Let's say she doesn't do all the behaviors, but does two of them to extreme, not technically over the BPD bar, but still life damaging nonetheless.
As someone else said: Be Careful Out There.
So, I take it you are something more along the lines of a SUPER uneducated person. I'm counting 4 lies (including vague and meaningless alarmisms, made up statistics, attempted application of statistics to completely undefined terms, claims with zero basis...). And there is no way that took you 2.5 minutes to type (unless of course you are a moron).
crazy horce wrote:
I find this 1983 lecture on the subject still quite relevant today. A lot of good info here:
http://www.youtube.com/watch?v=rSaC-YbSDpo
Ha! Thanks for this. Reminds me of high school......
I won't post all the sordid details, but if you value your reputation, your career, and your personal happiness, GET. OUT. NOW.
OHSBSH wrote:
I won't post all the sordid details, but if you value your reputation, your career, and your personal happiness, GET. OUT. NOW.
post the sordid details. what's wrong with you? everyone else did.
frogs wrote:
OHSBSH wrote:I won't post all the sordid details, but if you value your reputation, your career, and your personal happiness, GET. OUT. NOW.
post the sordid details. what's wrong with you? everyone else did.
Honestly, it's too painful for me to dredge up.

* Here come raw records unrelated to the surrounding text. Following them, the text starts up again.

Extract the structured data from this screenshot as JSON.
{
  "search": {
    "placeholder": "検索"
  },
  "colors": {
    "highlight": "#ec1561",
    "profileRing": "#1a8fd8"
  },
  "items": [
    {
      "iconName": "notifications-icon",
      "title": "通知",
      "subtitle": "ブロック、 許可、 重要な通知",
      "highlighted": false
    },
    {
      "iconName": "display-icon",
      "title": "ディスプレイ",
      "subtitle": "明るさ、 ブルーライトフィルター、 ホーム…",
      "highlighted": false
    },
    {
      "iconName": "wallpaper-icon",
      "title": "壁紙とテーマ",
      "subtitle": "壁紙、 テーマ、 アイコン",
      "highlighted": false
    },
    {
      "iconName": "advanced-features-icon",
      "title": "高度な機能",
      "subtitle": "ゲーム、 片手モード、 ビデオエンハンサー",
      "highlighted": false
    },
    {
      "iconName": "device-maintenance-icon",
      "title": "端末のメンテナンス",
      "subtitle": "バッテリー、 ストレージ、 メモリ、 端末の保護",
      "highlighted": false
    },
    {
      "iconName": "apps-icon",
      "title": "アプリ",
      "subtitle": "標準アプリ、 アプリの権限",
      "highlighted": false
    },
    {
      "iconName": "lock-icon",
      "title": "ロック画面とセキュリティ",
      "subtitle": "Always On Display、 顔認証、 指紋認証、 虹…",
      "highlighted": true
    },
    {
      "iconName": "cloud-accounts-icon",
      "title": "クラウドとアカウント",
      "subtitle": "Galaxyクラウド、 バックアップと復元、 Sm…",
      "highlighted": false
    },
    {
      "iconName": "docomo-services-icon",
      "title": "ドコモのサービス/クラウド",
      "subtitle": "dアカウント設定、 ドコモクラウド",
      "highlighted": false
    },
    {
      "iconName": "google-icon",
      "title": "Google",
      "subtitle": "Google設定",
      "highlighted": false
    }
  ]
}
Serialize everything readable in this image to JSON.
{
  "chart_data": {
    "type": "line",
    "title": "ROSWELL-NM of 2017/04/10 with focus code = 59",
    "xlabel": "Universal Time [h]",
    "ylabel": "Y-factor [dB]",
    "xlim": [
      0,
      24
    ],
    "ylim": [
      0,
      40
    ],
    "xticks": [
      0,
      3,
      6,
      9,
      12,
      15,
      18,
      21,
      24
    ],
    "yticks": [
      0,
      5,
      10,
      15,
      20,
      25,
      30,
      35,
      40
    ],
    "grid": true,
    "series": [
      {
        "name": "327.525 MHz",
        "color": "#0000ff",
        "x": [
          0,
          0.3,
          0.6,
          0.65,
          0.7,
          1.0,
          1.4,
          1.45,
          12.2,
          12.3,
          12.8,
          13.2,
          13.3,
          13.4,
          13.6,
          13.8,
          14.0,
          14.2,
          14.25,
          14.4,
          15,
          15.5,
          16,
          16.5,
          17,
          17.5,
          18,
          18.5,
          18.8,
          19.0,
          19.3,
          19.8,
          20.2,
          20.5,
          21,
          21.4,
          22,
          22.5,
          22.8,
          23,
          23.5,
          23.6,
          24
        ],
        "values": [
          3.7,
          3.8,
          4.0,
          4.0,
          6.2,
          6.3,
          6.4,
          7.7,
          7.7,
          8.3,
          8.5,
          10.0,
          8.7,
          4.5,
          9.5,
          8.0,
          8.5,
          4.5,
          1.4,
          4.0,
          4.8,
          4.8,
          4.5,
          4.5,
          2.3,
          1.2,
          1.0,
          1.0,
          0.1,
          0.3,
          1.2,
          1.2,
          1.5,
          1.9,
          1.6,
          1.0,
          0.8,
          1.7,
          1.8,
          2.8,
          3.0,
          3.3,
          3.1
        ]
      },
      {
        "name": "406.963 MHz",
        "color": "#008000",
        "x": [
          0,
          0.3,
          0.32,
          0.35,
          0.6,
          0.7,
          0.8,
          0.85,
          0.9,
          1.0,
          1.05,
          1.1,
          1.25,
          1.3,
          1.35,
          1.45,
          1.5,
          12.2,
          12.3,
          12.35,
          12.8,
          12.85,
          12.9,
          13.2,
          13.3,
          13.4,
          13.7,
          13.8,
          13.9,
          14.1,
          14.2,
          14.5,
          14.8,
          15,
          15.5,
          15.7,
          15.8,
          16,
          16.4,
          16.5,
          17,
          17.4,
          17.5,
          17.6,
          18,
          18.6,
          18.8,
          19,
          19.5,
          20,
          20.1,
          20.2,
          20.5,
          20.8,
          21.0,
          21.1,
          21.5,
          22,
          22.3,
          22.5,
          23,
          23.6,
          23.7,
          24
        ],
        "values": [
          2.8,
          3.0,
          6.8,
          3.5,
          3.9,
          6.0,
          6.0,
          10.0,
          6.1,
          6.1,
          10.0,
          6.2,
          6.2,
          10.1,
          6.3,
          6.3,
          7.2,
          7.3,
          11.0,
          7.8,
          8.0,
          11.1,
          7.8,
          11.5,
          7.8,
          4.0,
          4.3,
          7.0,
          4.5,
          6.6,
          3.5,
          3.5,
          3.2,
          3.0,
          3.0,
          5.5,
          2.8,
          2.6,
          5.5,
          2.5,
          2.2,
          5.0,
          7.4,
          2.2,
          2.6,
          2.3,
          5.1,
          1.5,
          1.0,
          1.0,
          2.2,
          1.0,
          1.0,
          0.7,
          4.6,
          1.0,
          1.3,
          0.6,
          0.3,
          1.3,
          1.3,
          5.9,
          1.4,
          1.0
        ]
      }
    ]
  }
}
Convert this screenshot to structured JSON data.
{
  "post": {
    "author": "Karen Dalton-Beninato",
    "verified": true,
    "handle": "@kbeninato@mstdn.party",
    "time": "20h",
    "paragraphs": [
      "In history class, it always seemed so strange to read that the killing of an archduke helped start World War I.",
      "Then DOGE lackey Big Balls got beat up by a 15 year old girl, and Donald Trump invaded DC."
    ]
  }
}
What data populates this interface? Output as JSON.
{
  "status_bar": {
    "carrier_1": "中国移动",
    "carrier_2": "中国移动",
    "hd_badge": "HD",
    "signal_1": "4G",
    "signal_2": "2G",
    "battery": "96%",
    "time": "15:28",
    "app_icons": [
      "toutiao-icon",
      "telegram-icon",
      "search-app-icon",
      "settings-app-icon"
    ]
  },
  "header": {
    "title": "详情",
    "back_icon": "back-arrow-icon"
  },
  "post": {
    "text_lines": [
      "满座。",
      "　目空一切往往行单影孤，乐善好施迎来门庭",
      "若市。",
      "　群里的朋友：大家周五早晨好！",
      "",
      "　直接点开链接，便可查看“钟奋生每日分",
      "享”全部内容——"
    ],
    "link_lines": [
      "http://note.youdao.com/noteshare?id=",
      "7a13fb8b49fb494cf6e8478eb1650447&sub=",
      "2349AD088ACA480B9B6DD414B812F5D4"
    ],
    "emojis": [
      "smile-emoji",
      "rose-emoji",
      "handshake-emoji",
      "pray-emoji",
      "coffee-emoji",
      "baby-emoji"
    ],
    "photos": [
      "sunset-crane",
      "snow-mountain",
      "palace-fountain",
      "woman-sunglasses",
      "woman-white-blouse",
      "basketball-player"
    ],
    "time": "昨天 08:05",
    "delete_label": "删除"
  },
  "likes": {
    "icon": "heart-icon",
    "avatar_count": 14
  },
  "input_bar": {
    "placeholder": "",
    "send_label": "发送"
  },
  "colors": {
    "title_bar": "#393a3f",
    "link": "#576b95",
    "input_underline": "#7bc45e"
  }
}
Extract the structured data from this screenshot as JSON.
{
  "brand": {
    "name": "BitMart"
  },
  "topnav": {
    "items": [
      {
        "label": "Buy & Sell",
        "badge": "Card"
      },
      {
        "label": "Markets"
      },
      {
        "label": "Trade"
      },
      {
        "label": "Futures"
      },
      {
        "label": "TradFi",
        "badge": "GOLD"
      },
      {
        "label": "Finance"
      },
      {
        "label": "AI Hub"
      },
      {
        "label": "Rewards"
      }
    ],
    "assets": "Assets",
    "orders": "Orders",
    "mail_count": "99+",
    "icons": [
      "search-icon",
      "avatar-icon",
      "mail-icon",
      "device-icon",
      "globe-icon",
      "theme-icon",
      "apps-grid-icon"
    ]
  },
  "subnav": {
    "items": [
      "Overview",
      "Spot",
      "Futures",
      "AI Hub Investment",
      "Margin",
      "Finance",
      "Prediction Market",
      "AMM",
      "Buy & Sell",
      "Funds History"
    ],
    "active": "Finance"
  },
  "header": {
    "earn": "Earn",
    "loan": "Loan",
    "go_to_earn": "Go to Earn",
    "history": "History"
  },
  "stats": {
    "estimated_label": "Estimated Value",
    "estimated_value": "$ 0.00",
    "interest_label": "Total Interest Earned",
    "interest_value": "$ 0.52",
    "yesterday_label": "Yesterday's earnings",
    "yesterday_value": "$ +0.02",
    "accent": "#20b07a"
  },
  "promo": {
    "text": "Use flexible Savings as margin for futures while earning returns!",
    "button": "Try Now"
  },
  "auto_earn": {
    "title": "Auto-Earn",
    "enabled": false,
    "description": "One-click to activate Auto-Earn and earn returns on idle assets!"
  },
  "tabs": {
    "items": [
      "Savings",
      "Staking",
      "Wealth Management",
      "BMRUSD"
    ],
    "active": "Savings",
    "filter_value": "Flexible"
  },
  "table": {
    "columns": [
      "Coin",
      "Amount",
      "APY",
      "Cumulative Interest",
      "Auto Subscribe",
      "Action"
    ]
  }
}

I'm sparing myself, not you. To summarize, I got fired from my job, almost went to jail, and my family was put through the emotional wringer due to this person's lies and behavior.
OHSBSH wrote:
Honestly, it's too painful for me to dredge up. I'm sparing myself, not you. To summarize, I got fired from my job, almost went to jail, and my family was put through the emotional wringer due to this person's lies and behavior.
Tell the story. Save a life. Somewhere out there is a decent man, a man not unlike the man you used to be before the ruin, a salvageable man, and that man is sitting on the fence trying to decide whether or not to stick it out, thinking it has to get better, just give her more time, a little more attention, she'll come around, it will be again how it was in the beginning, when it was perfect, this started out too good to throw it all away now.
You are morally bound to tell your tale and knock that poor fu¢k off his fence, set him down on the safe side, let him know how near he came to oblivion. It is too late for ones like you and I, we are scorched, shan't recover. But think of the kids out there. For godsake, think of the kids!